Lowering company tax rates has no appeal at all to most voters and goodness knows what this infrastructure stuff means to a couple struggling out in Blacktown. No kudos either for telling me I will be paying less tax on my savings bank interest when I don’t have any money in the account. And as for a few extra per cent at some time in the future in a superannuation account well most people are less concerned about the better future than the better now.
The best message is the simple one. When it comes to tax would you rather the mining companies paid or you paid? Toss in, by all means, the argument that the Government has at last started to use that the resource dug up by miners is not theirs but ours.

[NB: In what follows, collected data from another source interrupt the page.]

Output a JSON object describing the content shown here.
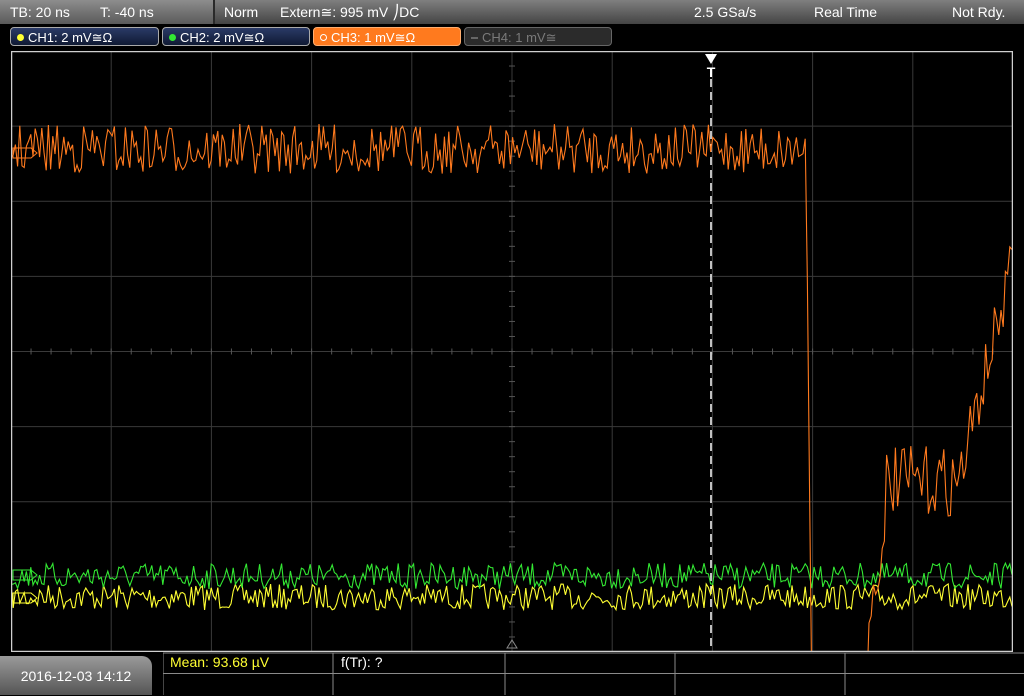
{
  "status": {
    "timebase": "TB: 20 ns",
    "trigger_time": "T: -40 ns",
    "mode": "Norm",
    "trigger_source": "Extern≅: 995 mV ⎠DC",
    "sample_rate": "2.5 GSa/s",
    "acq_mode": "Real Time",
    "state": "Not Rdy."
  },
  "channels": [
    {
      "label": "CH1: 2 mV≅Ω",
      "color": "#ffff33"
    },
    {
      "label": "CH2: 2 mV≅Ω",
      "color": "#33e833"
    },
    {
      "label": "CH3: 1 mV≅Ω",
      "color": "#ff7a1e"
    },
    {
      "label": "CH4: 1 mV≅",
      "color": "#888888"
    }
  ],
  "trigger_marker": "T",
  "datetime": "2016-12-03 14:12",
  "measurements": {
    "mean": "Mean: 93.68 µV",
    "ftr": "f(Tr): ?"
  },
  "colors": {
    "grid": "#3a3a3a",
    "frame": "#cfcfcf",
    "ch1": "#ffff33",
    "ch2": "#33e833",
    "ch3": "#ff7a1e",
    "meas_text": "#ffff33"
  }
}
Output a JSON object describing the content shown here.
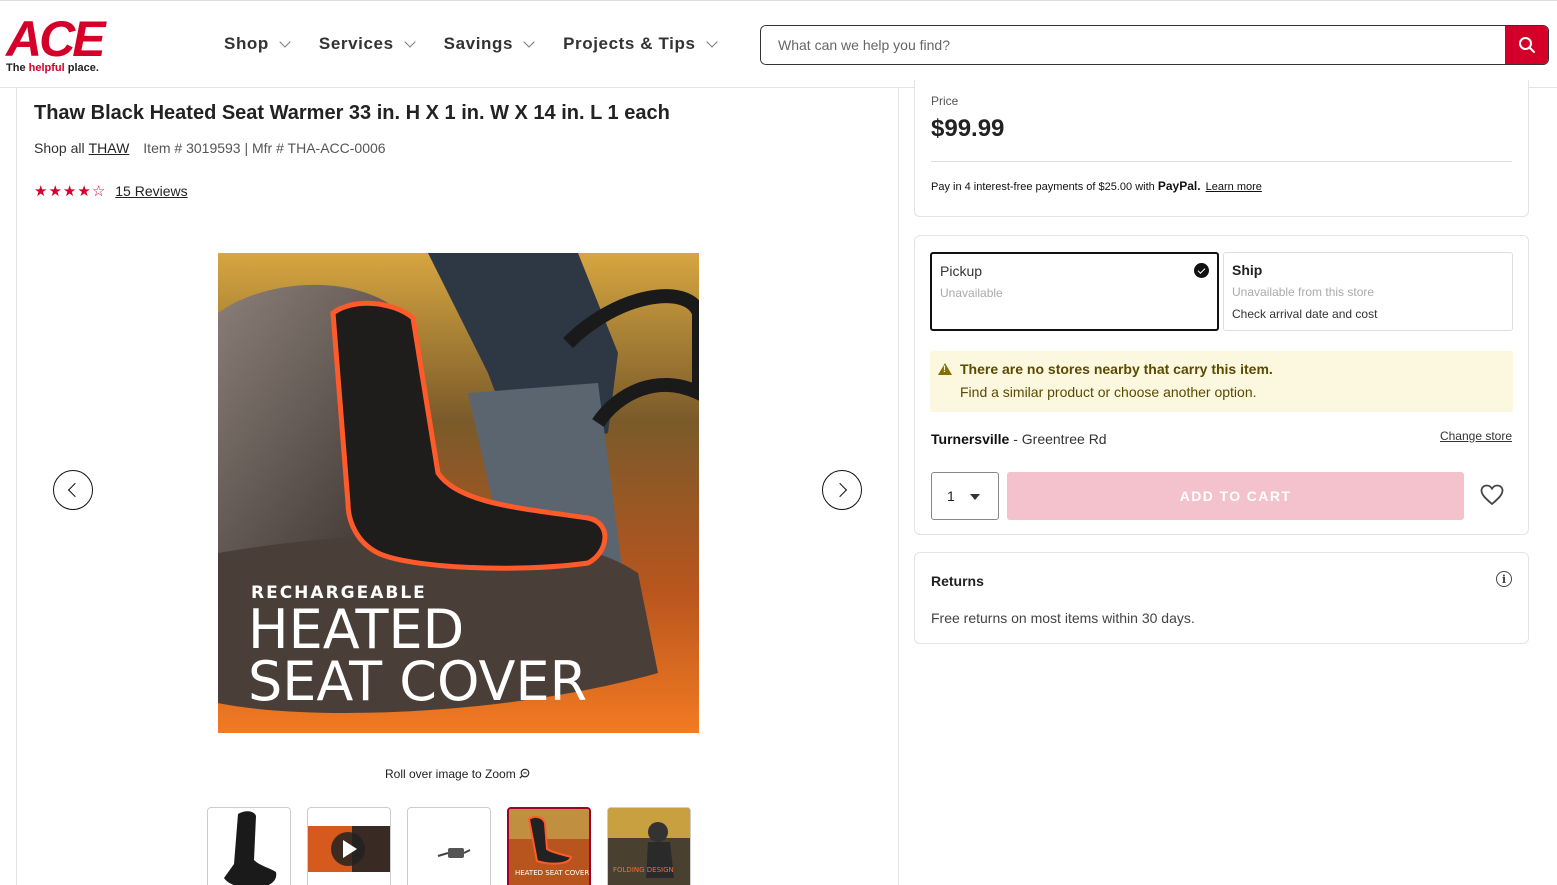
{
  "header": {
    "logo_text": "ACE",
    "logo_tag_prefix": "The ",
    "logo_tag_highlight": "helpful",
    "logo_tag_suffix": " place.",
    "nav": [
      {
        "label": "Shop"
      },
      {
        "label": "Services"
      },
      {
        "label": "Savings"
      },
      {
        "label": "Projects & Tips"
      }
    ],
    "search_placeholder": "What can we help you find?"
  },
  "product": {
    "title": "Thaw Black Heated Seat Warmer 33 in. H X 1 in. W X 14 in. L 1 each",
    "shop_all_label": "Shop all",
    "brand": "THAW",
    "item_info": "Item # 3019593 | Mfr # THA-ACC-0006",
    "rating": 4.5,
    "reviews_label": "15 Reviews",
    "image_text_line1": "RECHARGEABLE",
    "image_text_line2": "HEATED",
    "image_text_line3": "SEAT COVER",
    "zoom_hint": "Roll over image to Zoom",
    "thumbnails": [
      {
        "name": "seat-black"
      },
      {
        "name": "video"
      },
      {
        "name": "charger"
      },
      {
        "name": "heated-seat-cover",
        "active": true
      },
      {
        "name": "folding-design"
      }
    ],
    "thumb_text_1": "HEATED SEAT COVER",
    "thumb_text_2": "FOLDING DESIGN"
  },
  "price_card": {
    "label": "Price",
    "price": "$99.99",
    "paypal_text": "Pay in 4 interest-free payments of $25.00 with",
    "paypal_brand": "PayPal.",
    "learn_more": "Learn more"
  },
  "fulfillment": {
    "pickup_title": "Pickup",
    "pickup_status": "Unavailable",
    "ship_title": "Ship",
    "ship_status": "Unavailable from this store",
    "ship_note": "Check arrival date and cost",
    "alert_line1": "There are no stores nearby that carry this item.",
    "alert_line2": "Find a similar product or choose another option.",
    "store_name": "Turnersville",
    "store_area": " - Greentree Rd",
    "change_store": "Change store",
    "quantity": "1",
    "add_to_cart": "ADD TO CART"
  },
  "returns": {
    "title": "Returns",
    "text": "Free returns on most items within 30 days."
  },
  "colors": {
    "brand_red": "#d40029",
    "alert_bg": "#fbf8df",
    "disabled_cart": "#f4c2cc"
  }
}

But don’t confuse things by getting into an argument about actual tax rates by different kinds of companies and certainly stop giving the impression that you are open to any substantial compromise. That kind of talk is just making the Government look like it doesn’t know what it is doing.
Tales of drinking habits. Blame a Benedictine is the Scottish Labour Party’s latest catch-cry. The tonic wine produced by the monks of Buckfast Abbey is facing prohibition. Members of the Scottish Parliament are soon to vote on the Buckfast ban after Labour made the measure the keystone of its plans to tackle the country’s binge drinking epidemic.
The problem, says Labour, is the caffeine content of the drink. Jackie Baillie, the Party’s health spokesman, said: “Caffeine in alcohol creates wired, wide-awake drunks and that’s where the problems are. If you don’t take the early opportunity to do this then you will end up as America where there is a huge number of drinks with caffeine added.”
While he’s on the subject of drinking and health, spokesman Baillie might like to consider what to do with the latest Californian fad drink — the “PB&C” which a Daily Telegraph reporter describes as “a monstrosity of a milkshake” that is a “heart stopping ensemble of ice cream, peanut butter and heavy cream” that is “presented in a giant 24 ounce cup the whole gloopy, gooey mess contain[ing] 2,010 calories, the total recommended daily allowance for a woman and only slightly fewer calories than are suggested for men.”
Following the Seven News example. Perhaps the Seven Network News keeps better company than I thought! It’s recent story on the outing of a NSW Cabinet Minister for frequenting a gay club would clearly have been newsworthy for the supposedly very proper New York Times. That paper today covers at length the claim by a former staff member to once having had an “inappropriate physical relationship” with his female politician boss who is now seeking to become Governor of South Carolina. If that activity is ever deemed in Australia to make a person unfit for high office there will be a lot of vacancies in Federal Parliament!
Labo(u)r’s international trend. It is not just in Australia that a once great political party of the working class has turned to a new kind of leadership that is a long way removed from the kind of people it still claims to represent. This is from today’s London Daily Telegraph:
The Opposition is embarked on a leadership contest in which the four front-runners are male, white, forty-something, Oxbridge-educated, football-daft former special advisers, who worked for either Gordon Brown or Tony Blair before becoming MPs. They all have dark hair. Westminster is having fun with rumours that they even once shared a girlfriend.
Funny about that — politicians bow to self-interest first. The theory behind that Euro joint currency is that all the participating nations will stick to the rules, two of which are that government debt must not exceed 60% of GDP at the end of the fiscal year and the annual government deficit must not exceed 3% of GDP. It is not just Greece where the politicians have ignored this harsh fiscal discipline. Only two nations — Finland and Luxembourg — stuck by the agreement as their peers broke ranks in an effort to save their own electoral necks.
With that record to look at it’s little wonder that there is so much scepticism about Europe’s economic ffuture.